Electrical shock therapy shows new promise against violent behavior


Electrical shock therapy shows new promise against violent behavior

A team of researchers from the University of Pennsylvania have revived a classic psychiatric remedy that involves stimulating the brain with electricity, or as it’s most commonly called shock treatment.

It’s not so shocking: The team conducted a “double-blind, stratified, placebo-controlled, randomized trial” with 81 healthy adults (36 men and 45 women). The test subjects were split into two groups, one receiving low-grade electrical stimulation to their prefrontal cortex for a period of 20 minutes, and the other receiving 30 seconds of a much smaller amount of stimulation followed by nothing. Neither participants nor facilitators were aware of which group was which.

The results: According to the researchers, participants who received the actual treatment showed 47 percent less intent to carry out physical assault and 70 percent less to carry out sexual assault.

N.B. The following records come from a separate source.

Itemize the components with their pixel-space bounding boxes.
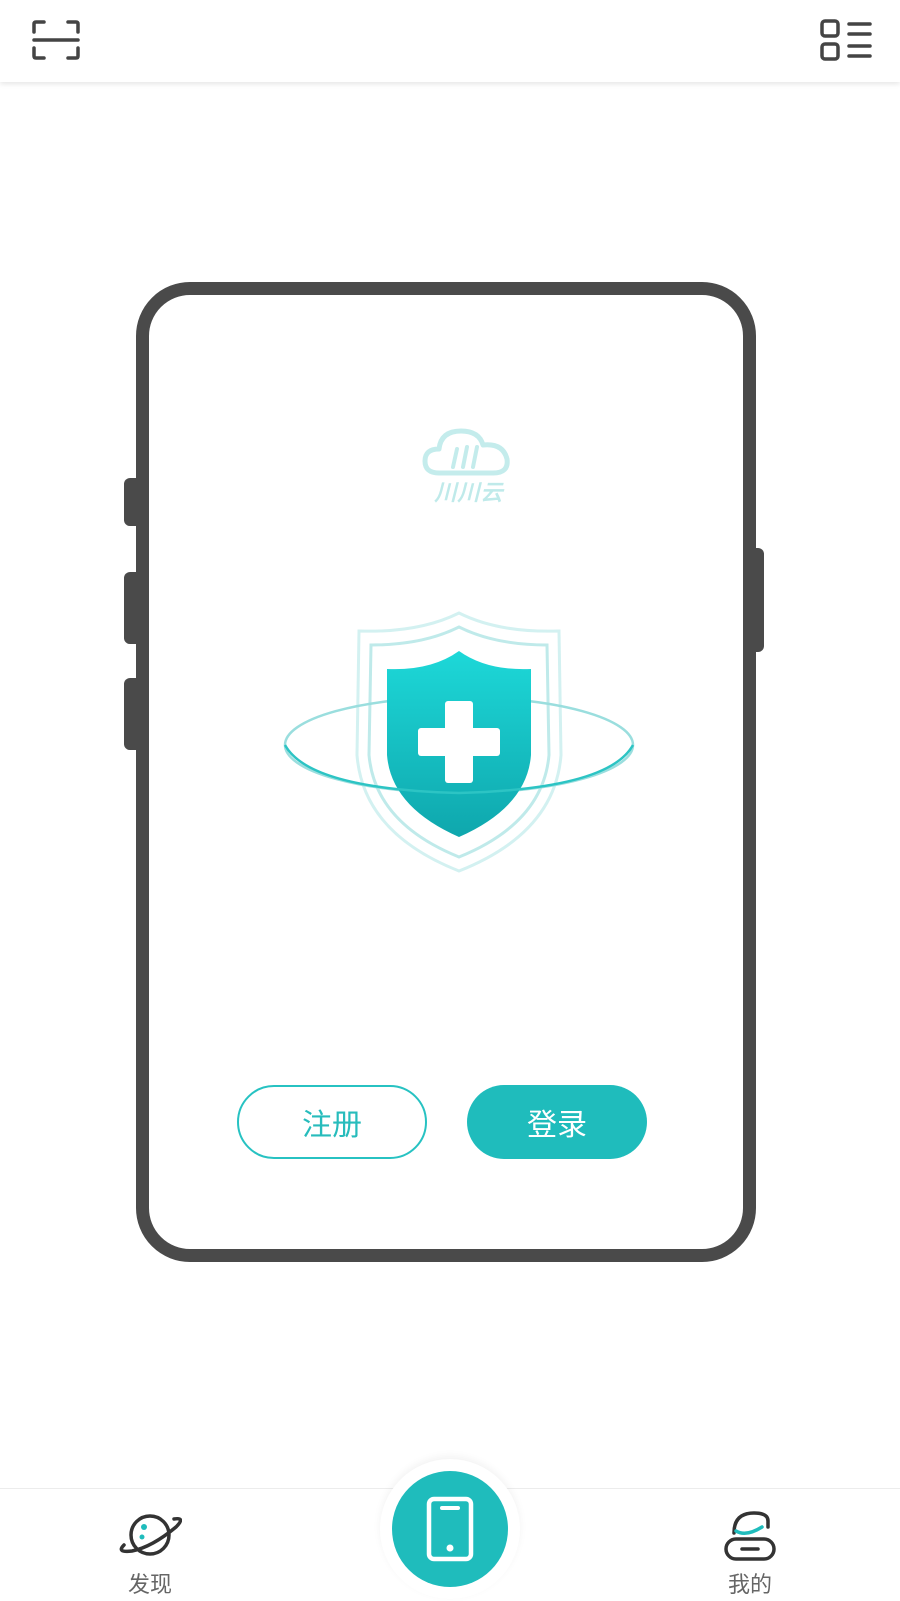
bottom-nav: 发现 我的 — [0, 1459, 900, 1601]
planet-icon — [119, 1514, 182, 1556]
nav-label-mine: 我的 — [727, 1573, 772, 1598]
device-illustration: 川川云 注册 登录 — [120, 282, 780, 1282]
cloud-icon — [422, 428, 510, 476]
menu-button[interactable] — [816, 10, 876, 70]
phone-icon — [426, 1496, 474, 1562]
login-button[interactable]: 登录 — [467, 1085, 647, 1159]
scan-button[interactable] — [26, 10, 86, 70]
top-bar — [0, 0, 900, 82]
grid-list-icon — [820, 19, 872, 61]
device-screen: 川川云 注册 登录 — [136, 282, 756, 1262]
brand-name: 川川云 — [434, 481, 504, 506]
brand-logo: 川川云 — [421, 423, 517, 507]
nav-item-device[interactable] — [392, 1471, 508, 1587]
shield-plus-icon — [283, 611, 635, 873]
profile-icon — [724, 1511, 776, 1561]
nav-item-mine[interactable]: 我的 — [690, 1489, 810, 1601]
register-button[interactable]: 注册 — [237, 1085, 427, 1159]
nav-item-discover[interactable]: 发现 — [90, 1489, 210, 1601]
scan-icon — [32, 20, 80, 60]
nav-label-discover: 发现 — [127, 1573, 172, 1598]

The team’s white paper says:

Results provide experimental evidence that increasing prefrontal cortical activity can reduce intent to commit aggressive acts. They also shed light on moral judgment as one mechanism that may link prefrontal deficits to aggression and in theory, have the potential to inform future approaches towards reducing aggression.

The impact: The study shows that prefrontal cortex stimulation – let’s just call it shock therapy – has the potential to be a viable treatment for aggressive behavior. However, its results will need to be replicated and peer-reviewed before therapists start combining the treatment with other, less shocking forms of therapy.

But, if it turns out that this research is valid, and shock therapy is a realistic treatment for violent behavioral tendencies, it could force us to take a fundamental look at how our society treats and views aggressive people.

Adrian Raine, a co-author of the paper, says:

Much of the focus in understanding causes of crime has been on social causation. That’s important, but research from brain imaging and genetics has also shown that half of the variance in violence can be chalked up to biological factors. We’re trying to find benign biological interventions that society will accept, and transcranial direct-current stimulation is minimal risk. This isn’t a frontal lobotomy. In fact, we’re saying the opposite, that the front part of the brain needs to be better connected to the rest of the brain.

What if violent people are victims of their own prefrontal cortex? If a few shock treatments a week can keep us from hurting each other, we might all be using the iShock (I just made that up) in a few years. Then again, haven’t we been down this road before?